How can I boost my kitten's immune system?

It is important to try to get a kitten to suckle as soon as possible, to ensure a good uptake of antibodies from the colostrum. To make sure the colostrum is the best quality possible, it is important to feed good quality food to the queen throughout pregnancy and lactation, and to ensure that she is fully vaccinated. If the queen is not producing any milk or the kitten is not sucking, it may be necessary to talk to a vet about giving the newborn kitten serum to give some protection.

Does a kitten have a strong immune system?

When a kitten is born their immune system is immature (weak), meaning that they are unable to respond properly to infections. A kitten gets some immunity from their mother's colostrum in the form of antibodies, which help protect the kitten from infections that the mother has previously been exposed to.

As a kitten gets older their immune systems develops and gets stronger, meaning that the kitten's own body can respond to infections. As the kitten’s immune system develops, immunity gained from their mother wears off, usually around the time that vaccinations are recommended.

How can I boost my kitten's immune system with colostrum?

It is important to make sure your kitten gets enough colostrum and is suckling well on its mother within the first few hours after being born.

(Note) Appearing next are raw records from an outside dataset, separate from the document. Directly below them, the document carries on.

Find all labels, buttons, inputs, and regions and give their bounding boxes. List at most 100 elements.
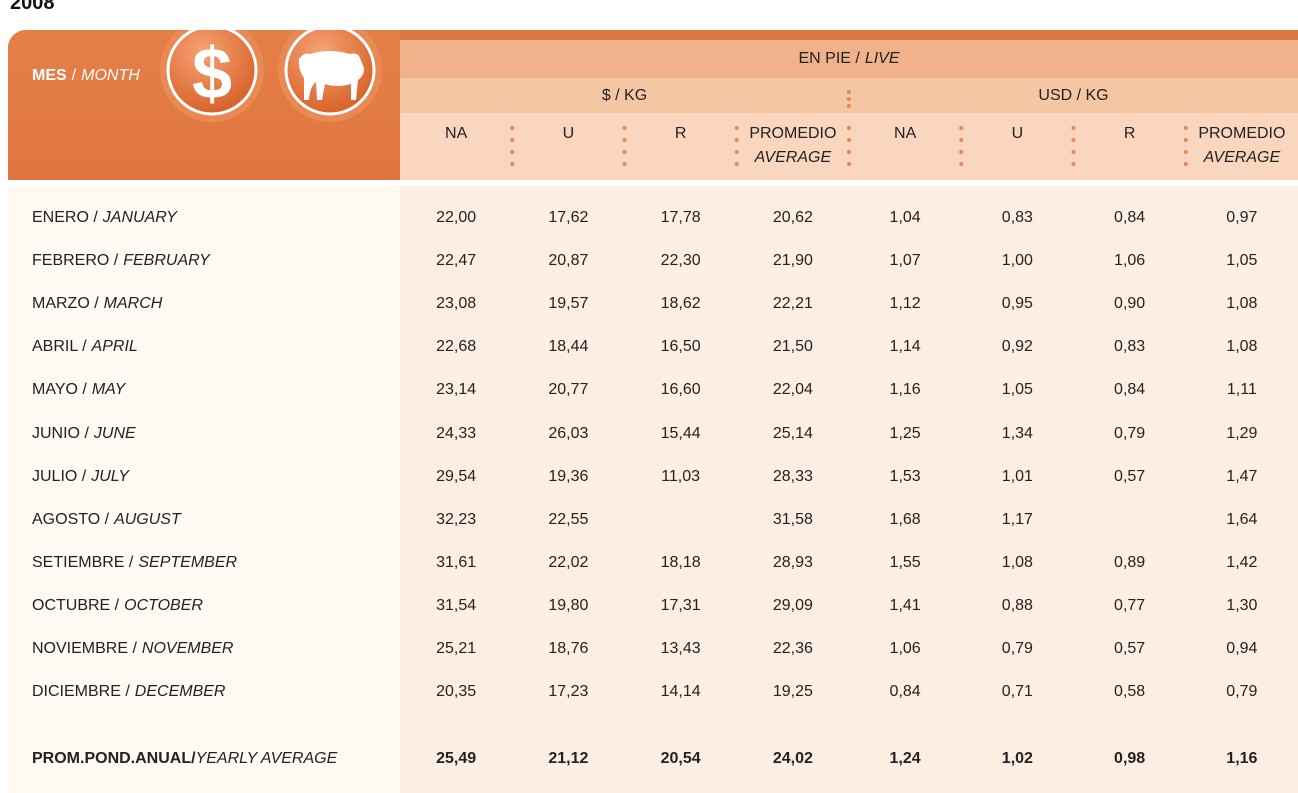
cell: 31,61 bbox=[436, 553, 477, 571]
label-es: ENERO / bbox=[32, 209, 98, 226]
table: MES / MONTH $ EN PIE / LIVE $ / KG NA U R PROMEDIO… bbox=[8, 30, 1298, 793]
cell: 0,89 bbox=[1114, 553, 1146, 571]
cell: 1,08 bbox=[1226, 338, 1258, 356]
cell: 1,14 bbox=[889, 338, 921, 356]
icon-currency: $ bbox=[191, 34, 233, 114]
row-label: DICIEMBRE / DECEMBER bbox=[32, 683, 225, 701]
row-label: MARZO / MARCH bbox=[32, 295, 162, 313]
cell: 24,02 bbox=[772, 750, 813, 767]
separator-dot bbox=[510, 150, 515, 154]
column-header: NA bbox=[445, 125, 468, 142]
row-label: MAYO / MAY bbox=[32, 381, 125, 399]
cell: 18,76 bbox=[548, 640, 589, 657]
cell: 1,41 bbox=[889, 596, 921, 614]
label-en: JULY bbox=[91, 467, 129, 485]
separator-dot bbox=[959, 126, 964, 130]
cell: 0,92 bbox=[1001, 338, 1033, 356]
row-label: PROM.POND.ANUAL/YEARLY AVERAGE bbox=[32, 750, 337, 768]
label-es: JULIO / bbox=[32, 467, 87, 485]
cell: 25,21 bbox=[436, 640, 477, 657]
cell: 20,35 bbox=[436, 683, 477, 701]
column-header: NA bbox=[894, 125, 917, 142]
cell: 0,83 bbox=[1114, 338, 1146, 356]
label-en: APRIL bbox=[91, 338, 138, 356]
cell: 0,79 bbox=[1001, 640, 1033, 657]
month-es: MES bbox=[32, 67, 67, 84]
label-en: JUNE bbox=[93, 424, 136, 442]
separator-dot bbox=[847, 162, 851, 166]
cell: 22,30 bbox=[660, 252, 701, 270]
cell: 29,54 bbox=[436, 467, 477, 485]
separator-dot bbox=[734, 150, 739, 154]
cell: 22,00 bbox=[436, 209, 477, 226]
cell: 25,14 bbox=[772, 424, 813, 442]
separator-dot bbox=[1183, 126, 1188, 130]
separator-dot bbox=[847, 97, 851, 101]
cell: 0,84 bbox=[1114, 209, 1146, 226]
cell: 21,90 bbox=[772, 252, 813, 270]
separator-dot bbox=[1183, 150, 1188, 154]
cell: 21,50 bbox=[772, 338, 813, 356]
separator-dot bbox=[510, 126, 515, 130]
separator-dot bbox=[734, 126, 739, 130]
separator-dot bbox=[622, 126, 627, 130]
cell: 0,71 bbox=[1001, 683, 1033, 701]
cell: 0,79 bbox=[1226, 683, 1258, 701]
cell: 25,49 bbox=[436, 750, 477, 767]
cell: 11,03 bbox=[661, 467, 701, 485]
cell: 1,17 bbox=[1001, 510, 1033, 528]
label-en: MAY bbox=[91, 381, 126, 399]
decoration bbox=[160, 30, 1188, 166]
icon-bull bbox=[298, 51, 364, 100]
label-en: AUGUST bbox=[114, 510, 181, 528]
cell: 1,16 bbox=[1226, 750, 1258, 767]
cell: 0,84 bbox=[1114, 381, 1146, 399]
separator-dot bbox=[622, 150, 627, 154]
cell: 17,23 bbox=[548, 683, 589, 701]
cell: 18,18 bbox=[660, 553, 701, 571]
separator-dot bbox=[847, 138, 851, 142]
cell: 1,04 bbox=[889, 209, 921, 226]
column-header: PROMEDIO bbox=[1198, 125, 1286, 142]
label-en: DECEMBER bbox=[134, 683, 226, 701]
cell: 21,12 bbox=[548, 750, 589, 767]
cell: 18,62 bbox=[660, 295, 701, 313]
cell: 31,54 bbox=[436, 596, 477, 614]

If a queen is not producing milk, you may want to talk to a vet about how you can help.

Alternatives to the mother's colostrum are colostrum from another queen who has just given birth, or serum from a healthy adult cat. It is best to talk to a vet about this, as you may need to check the blood groups of the cats to make sure you don’t cause anaemia in the kittens. It is not a good idea to use colostrum from another species e.g. a dog or a cow.

What should I ask a vet about colostrum and kitten immunity? 

If you have any concerns about your kitten suckling, you may want to talk to a vet about ways you can help. This may include asking how you can encourage suckling or what to do if the queen isn’t producing milk or allowing the kittens to suckle. When planning a pregnancy, you may also like to ensure that the queen is fully vaccinated. You may also discuss with a vet how you can adjust the queen's diet to ensure that she produces the best quality colostrum possible.